Applying data to decisions involves understanding both the nature of the data available and the nature of the question involved. Is it a linear or non-linear problem, a network or decision-tree solution?
“Something that drives me nuts is, don’t do something just because it’s cool, like using a neural network,” Ball said.
“You can always get an answer. But it might not be the right answer,” she added.
A future challenge for data science in the oil and gas industry involves gathering high-quality data and making it available for analysis in a reliable and consistent way – a job for the data engineer. The term “data wrangling” gets used a lot.
“The biggest challenge is the data engineering. So much attention has been paid to the data science side. Data engineering is kind of the pipeline that gives you the data for data science,” Ball noted.
“Who owns that data and how can it be used to make a decision? If the data’s bad, who’s going to fix it?” she said.
A Natural Fit
For both geoscientists and data scientists, Ball emphasized the word “passion.” She said her own career grew out of her dual passions – first, a fascination with rocks and minerals, and second, a strong drive to understand how the world works, especially by using mathematics and data.

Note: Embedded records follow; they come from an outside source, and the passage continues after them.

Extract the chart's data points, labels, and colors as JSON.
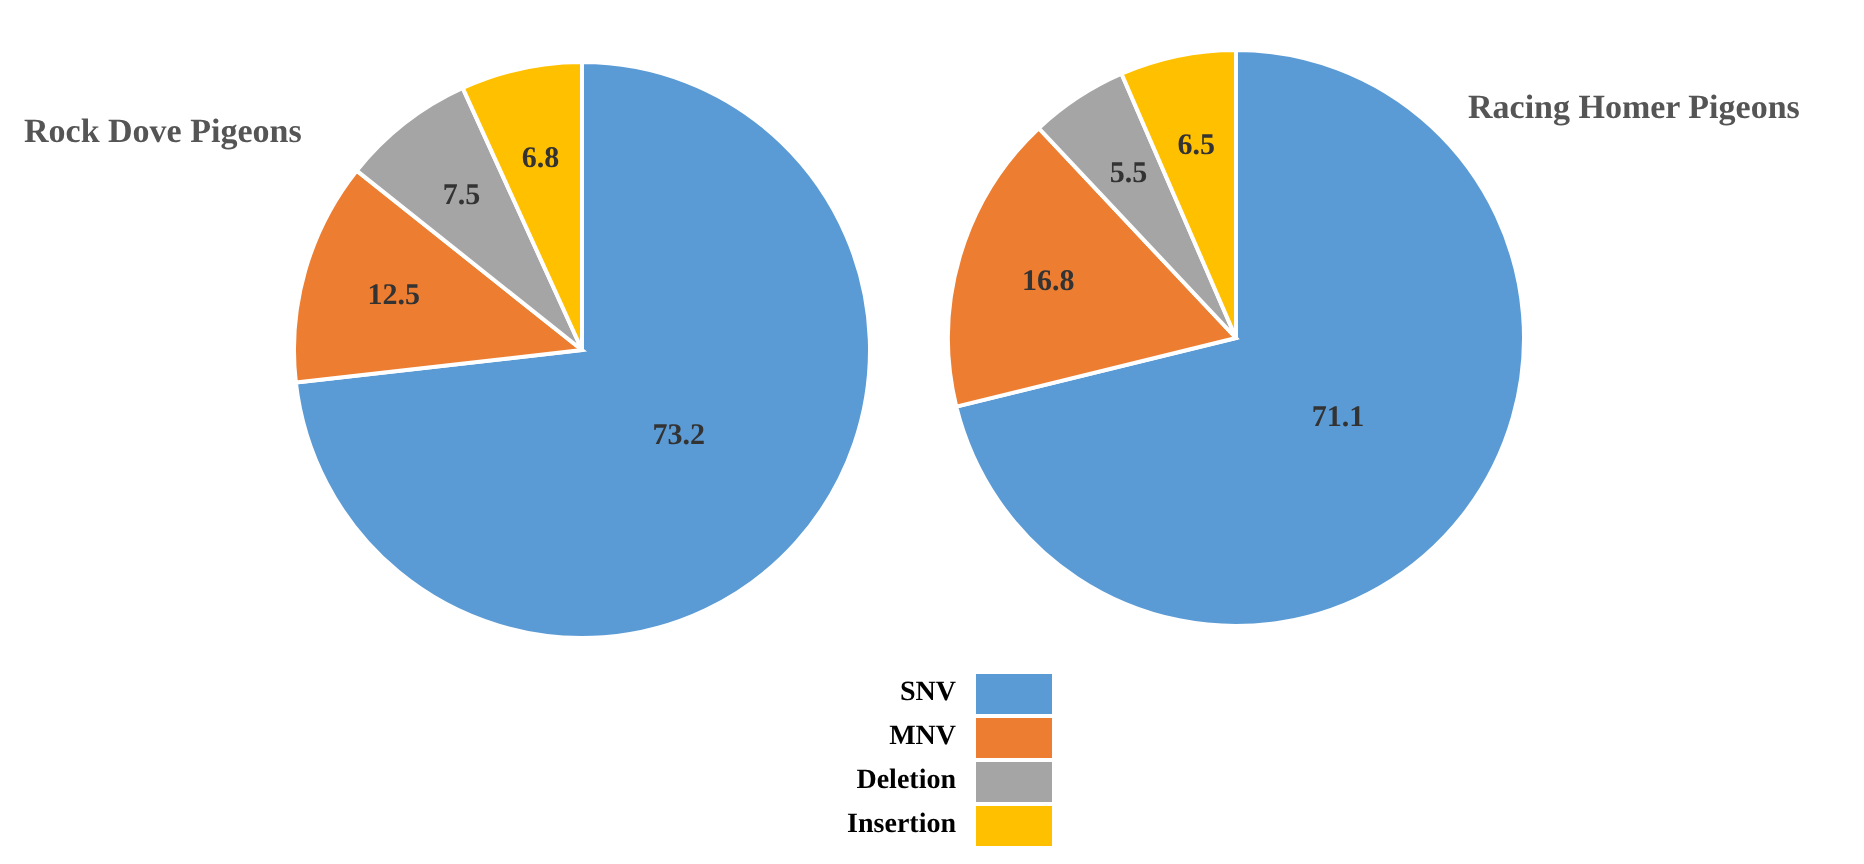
{
  "chart_data": [
    {
      "type": "pie",
      "title": "Rock Dove Pigeons",
      "categories": [
        "SNV",
        "MNV",
        "Deletion",
        "Insertion"
      ],
      "values": [
        73.2,
        12.5,
        7.5,
        6.8
      ],
      "colors": [
        "#5b9bd5",
        "#ed7d31",
        "#a5a5a5",
        "#ffc000"
      ],
      "data_labels": true,
      "legend": "bottom"
    },
    {
      "type": "pie",
      "title": "Racing Homer Pigeons",
      "categories": [
        null,
        null,
        null,
        null
      ],
      "values": [
        71.1,
        16.8,
        5.5,
        6.5
      ],
      "colors": [
        "#5b9bd5",
        "#ed7d31",
        "#a5a5a5",
        "#ffc000"
      ],
      "data_labels": true
    }
  ]
}
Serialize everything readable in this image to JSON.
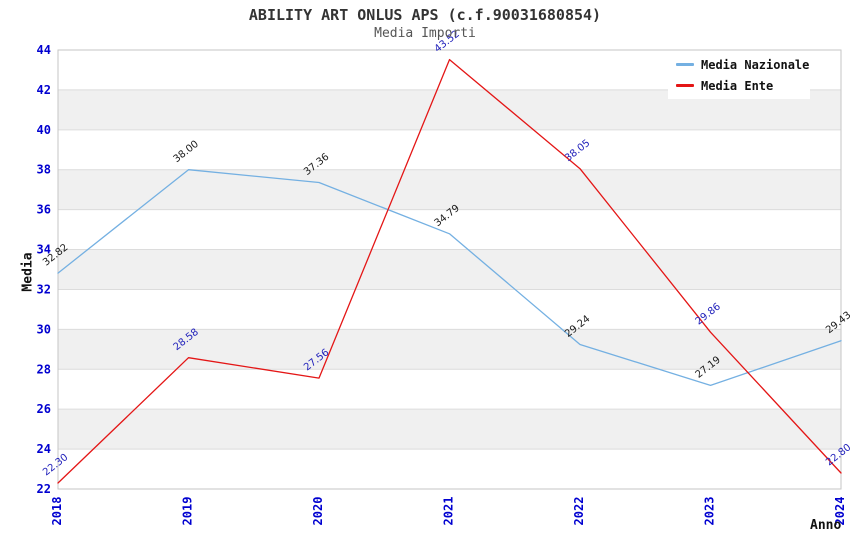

Ball said North Carolina was “was heaven for finding minerals.”
“My dad was gold panning and I got fired from panning because I was looking at the rocks too much. Just a love of rocks – I love mineralogy,” she explained.
Her view of data in geoscience might seem a bit contrarian, because she sees data science as a natural fit with exploration geology. It’s all about understanding how the world is put together.
“I think it’s a gift on how we’re wired. And geologists should take more advantage of it, because geologists are detectives,” she said.
Ball thinks data skills will become a must-have for petroleum geoscientists working in the energy industry of the future. In fact, those skills are increasingly vital in the industry today.
“All of the petro-technical professionals will have that as part of their training,” she predicted.
“It’s not something to be feared,” Ball said. “It’s something to have fun with.”